The Eight Teams: Profiles and Path
| Club | UCL Titles | League Phase | R16 Result | Key Player | Coach |
|---|---|---|---|---|---|
| Arsenal | 0 | W8 D0 L0 (1st) | Beat Leverkusen 3–1 agg | Eberechi Eze | Mikel Arteta |
| PSG | 1 | 11th (playoffs) | Beat Chelsea 8–2 agg | Kylian Mbappé | Luis Enrique |
| Real Madrid | 6* | 14th (playoffs) | Beat Man City 5–1 agg | Vinícius Júnior | Álvaro Arbeloa |
| Bayern Munich | 4 | 2nd (direct) | Beat Atalanta 10–2 agg | Harry Kane / Michael Olise | Vincent Kompany |
| Barcelona | 5 | 5th (direct) | Beat Newcastle 8–3 agg | Raphinha / Lewandowski | Hansi Flick |
| Atlético Madrid | 0 | 17th (playoffs) | Beat Tottenham 7–5 agg | Julián Álvarez | Diego Simeone |
| Sporting CP | 0 | 7th (direct) | Beat Bodø/Glimt 5–3 agg (AET) | Viktor Gyökeres | Rúben Amorim |
| Liverpool | 4 | 3rd (direct) | Beat Galatasaray 4–1 agg | Hugo Ekitike | Arne Slot |
* Real Madrid's UCL title count reflects the modern era (since 1992 rebrand). Their overall European Cup count is 15. Atlético Madrid (0 titles) and Sporting CP (0 titles) are the only clubs in the last eight without a European Cup to their name. Arsenal's runners-up finish in 2006 remains their best ever result in the competition.
What This Quarter-Final Stage Means
Strip away the storylines and what remains is a set of four ties that represent the full spectrum of what this competition has become. The established giants — Real Madrid, Barcelona, Bayern Munich, PSG — are all present, carrying between them 16 European Cups. But so are clubs still writing their first great chapters in this competition: Arsenal, whose perfect league phase was the most dominant single-stage performance in the tournament's history; Sporting CP, who came back from three goals down in the round of sixteen; and Liverpool, who play the reigning champions with a point to prove from the same stage twelve months ago.
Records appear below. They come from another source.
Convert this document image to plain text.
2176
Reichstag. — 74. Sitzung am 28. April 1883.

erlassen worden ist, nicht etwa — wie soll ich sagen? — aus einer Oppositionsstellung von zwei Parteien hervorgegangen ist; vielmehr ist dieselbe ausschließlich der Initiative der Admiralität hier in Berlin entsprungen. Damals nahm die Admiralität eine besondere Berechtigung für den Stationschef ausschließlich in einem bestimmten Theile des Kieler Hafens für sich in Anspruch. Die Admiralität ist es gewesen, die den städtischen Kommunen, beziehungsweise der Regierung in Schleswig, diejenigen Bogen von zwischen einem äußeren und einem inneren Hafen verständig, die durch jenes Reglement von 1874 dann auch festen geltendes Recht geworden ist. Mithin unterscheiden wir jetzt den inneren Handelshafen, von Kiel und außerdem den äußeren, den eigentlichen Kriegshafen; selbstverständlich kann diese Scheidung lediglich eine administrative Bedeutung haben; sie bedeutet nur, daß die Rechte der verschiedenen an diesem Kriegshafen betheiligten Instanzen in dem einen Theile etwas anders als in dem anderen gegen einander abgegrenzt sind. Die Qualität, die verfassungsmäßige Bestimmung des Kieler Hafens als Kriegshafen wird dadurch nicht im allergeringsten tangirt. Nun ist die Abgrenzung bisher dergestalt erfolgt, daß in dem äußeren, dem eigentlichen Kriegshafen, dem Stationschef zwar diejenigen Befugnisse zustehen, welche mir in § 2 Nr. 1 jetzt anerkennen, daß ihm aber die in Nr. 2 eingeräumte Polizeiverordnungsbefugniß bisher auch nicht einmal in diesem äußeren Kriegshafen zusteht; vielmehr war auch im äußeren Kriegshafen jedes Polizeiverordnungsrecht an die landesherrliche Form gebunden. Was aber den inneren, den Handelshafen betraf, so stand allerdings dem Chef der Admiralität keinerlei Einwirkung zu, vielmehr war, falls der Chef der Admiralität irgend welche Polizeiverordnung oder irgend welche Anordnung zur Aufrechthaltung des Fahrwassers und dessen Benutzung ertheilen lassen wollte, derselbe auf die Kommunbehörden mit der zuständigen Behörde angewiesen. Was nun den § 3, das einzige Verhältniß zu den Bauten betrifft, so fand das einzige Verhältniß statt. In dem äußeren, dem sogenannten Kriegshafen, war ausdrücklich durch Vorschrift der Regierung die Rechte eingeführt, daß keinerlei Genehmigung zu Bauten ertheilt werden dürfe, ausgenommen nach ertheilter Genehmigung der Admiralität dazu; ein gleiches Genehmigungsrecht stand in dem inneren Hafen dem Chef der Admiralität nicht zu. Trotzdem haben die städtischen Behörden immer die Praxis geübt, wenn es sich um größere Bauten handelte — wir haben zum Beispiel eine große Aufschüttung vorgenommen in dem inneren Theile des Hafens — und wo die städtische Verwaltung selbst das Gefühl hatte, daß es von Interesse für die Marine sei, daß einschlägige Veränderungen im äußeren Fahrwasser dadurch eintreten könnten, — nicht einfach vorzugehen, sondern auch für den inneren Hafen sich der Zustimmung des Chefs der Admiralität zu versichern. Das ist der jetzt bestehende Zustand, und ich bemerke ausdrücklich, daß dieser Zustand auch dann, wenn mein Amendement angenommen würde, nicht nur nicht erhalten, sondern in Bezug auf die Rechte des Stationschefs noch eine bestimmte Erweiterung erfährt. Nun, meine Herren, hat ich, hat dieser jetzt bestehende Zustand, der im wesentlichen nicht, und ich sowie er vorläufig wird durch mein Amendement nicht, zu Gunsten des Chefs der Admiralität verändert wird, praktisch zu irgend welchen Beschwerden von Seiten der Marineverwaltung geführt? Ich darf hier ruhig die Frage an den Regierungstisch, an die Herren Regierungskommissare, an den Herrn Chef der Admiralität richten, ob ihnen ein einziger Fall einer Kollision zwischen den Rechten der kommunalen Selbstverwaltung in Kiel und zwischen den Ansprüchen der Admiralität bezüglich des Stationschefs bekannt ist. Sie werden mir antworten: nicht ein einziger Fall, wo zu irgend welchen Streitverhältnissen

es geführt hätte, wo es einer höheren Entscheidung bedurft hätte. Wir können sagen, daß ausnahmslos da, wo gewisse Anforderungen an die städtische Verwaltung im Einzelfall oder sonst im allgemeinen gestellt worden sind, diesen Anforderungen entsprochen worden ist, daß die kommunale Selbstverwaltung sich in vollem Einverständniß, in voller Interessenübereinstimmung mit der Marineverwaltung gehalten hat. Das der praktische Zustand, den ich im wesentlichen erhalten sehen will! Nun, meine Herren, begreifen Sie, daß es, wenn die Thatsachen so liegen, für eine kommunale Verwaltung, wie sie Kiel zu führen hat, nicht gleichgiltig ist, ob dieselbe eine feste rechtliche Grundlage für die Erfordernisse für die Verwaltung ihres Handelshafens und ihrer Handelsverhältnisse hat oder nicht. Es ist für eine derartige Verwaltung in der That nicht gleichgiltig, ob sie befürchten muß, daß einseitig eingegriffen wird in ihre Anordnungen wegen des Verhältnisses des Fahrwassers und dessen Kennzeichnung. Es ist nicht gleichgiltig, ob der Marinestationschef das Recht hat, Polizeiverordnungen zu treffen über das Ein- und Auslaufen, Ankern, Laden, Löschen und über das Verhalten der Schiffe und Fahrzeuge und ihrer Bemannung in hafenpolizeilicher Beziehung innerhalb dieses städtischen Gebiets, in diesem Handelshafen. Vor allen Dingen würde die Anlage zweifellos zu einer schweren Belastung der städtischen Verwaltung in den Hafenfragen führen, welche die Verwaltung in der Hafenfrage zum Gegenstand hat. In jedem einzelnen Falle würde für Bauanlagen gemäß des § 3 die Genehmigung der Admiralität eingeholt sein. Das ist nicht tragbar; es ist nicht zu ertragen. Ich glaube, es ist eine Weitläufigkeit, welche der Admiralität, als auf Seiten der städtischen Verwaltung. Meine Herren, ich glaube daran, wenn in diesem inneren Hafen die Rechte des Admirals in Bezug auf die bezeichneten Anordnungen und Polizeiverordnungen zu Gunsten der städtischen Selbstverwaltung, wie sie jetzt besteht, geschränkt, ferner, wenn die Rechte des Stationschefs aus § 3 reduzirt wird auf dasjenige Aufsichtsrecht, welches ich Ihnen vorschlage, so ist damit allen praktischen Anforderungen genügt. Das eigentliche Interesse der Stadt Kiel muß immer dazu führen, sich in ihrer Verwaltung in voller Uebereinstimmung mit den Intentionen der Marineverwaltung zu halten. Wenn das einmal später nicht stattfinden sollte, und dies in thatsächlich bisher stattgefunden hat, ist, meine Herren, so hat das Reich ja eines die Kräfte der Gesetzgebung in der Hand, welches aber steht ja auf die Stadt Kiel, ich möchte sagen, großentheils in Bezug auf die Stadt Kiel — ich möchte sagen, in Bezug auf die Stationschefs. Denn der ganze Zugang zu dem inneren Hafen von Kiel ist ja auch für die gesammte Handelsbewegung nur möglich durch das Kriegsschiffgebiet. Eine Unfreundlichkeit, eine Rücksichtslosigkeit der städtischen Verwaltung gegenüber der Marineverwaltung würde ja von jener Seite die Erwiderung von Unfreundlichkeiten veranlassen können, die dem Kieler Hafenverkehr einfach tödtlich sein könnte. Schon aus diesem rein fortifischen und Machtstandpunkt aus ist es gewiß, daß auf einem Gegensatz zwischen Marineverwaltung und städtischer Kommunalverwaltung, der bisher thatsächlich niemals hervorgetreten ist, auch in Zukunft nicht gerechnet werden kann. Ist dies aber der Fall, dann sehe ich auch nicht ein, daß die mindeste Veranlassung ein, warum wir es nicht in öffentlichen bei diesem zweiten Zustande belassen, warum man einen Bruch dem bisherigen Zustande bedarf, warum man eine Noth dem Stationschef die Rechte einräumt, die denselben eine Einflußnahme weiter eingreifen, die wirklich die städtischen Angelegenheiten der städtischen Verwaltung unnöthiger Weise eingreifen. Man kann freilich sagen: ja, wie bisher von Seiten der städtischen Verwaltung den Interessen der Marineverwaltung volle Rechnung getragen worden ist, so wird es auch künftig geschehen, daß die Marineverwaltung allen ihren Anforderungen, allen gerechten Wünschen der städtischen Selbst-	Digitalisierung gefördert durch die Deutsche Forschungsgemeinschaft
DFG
The semi-final bracket adds a further layer. The winner of the PSG–Liverpool tie meets the winner of Real Madrid–Bayern: a potential final-before-the-final involving four of the most decorated clubs in the competition's history. On the other side, Arsenal or Sporting will face Barcelona or Atlético — the less glamorous semi-final on paper, and therefore the one most likely to produce the greatest surprise. Budapest is eleven weeks away. Sky Sports' Liverpool vs Galatasaray match report confirms all four quarter-final ties and their dates — PSG vs Liverpool, Real Madrid vs Bayern Munich, Barcelona vs Atlético and Sporting vs Arsenal — noting the revenge subplots running through each pairing, from PSG's win over Liverpool in last season's competition to Barcelona and Atlético's four meetings across La Liga and Europe this campaign alone. The road to the Puskás Aréna runs through every one of them.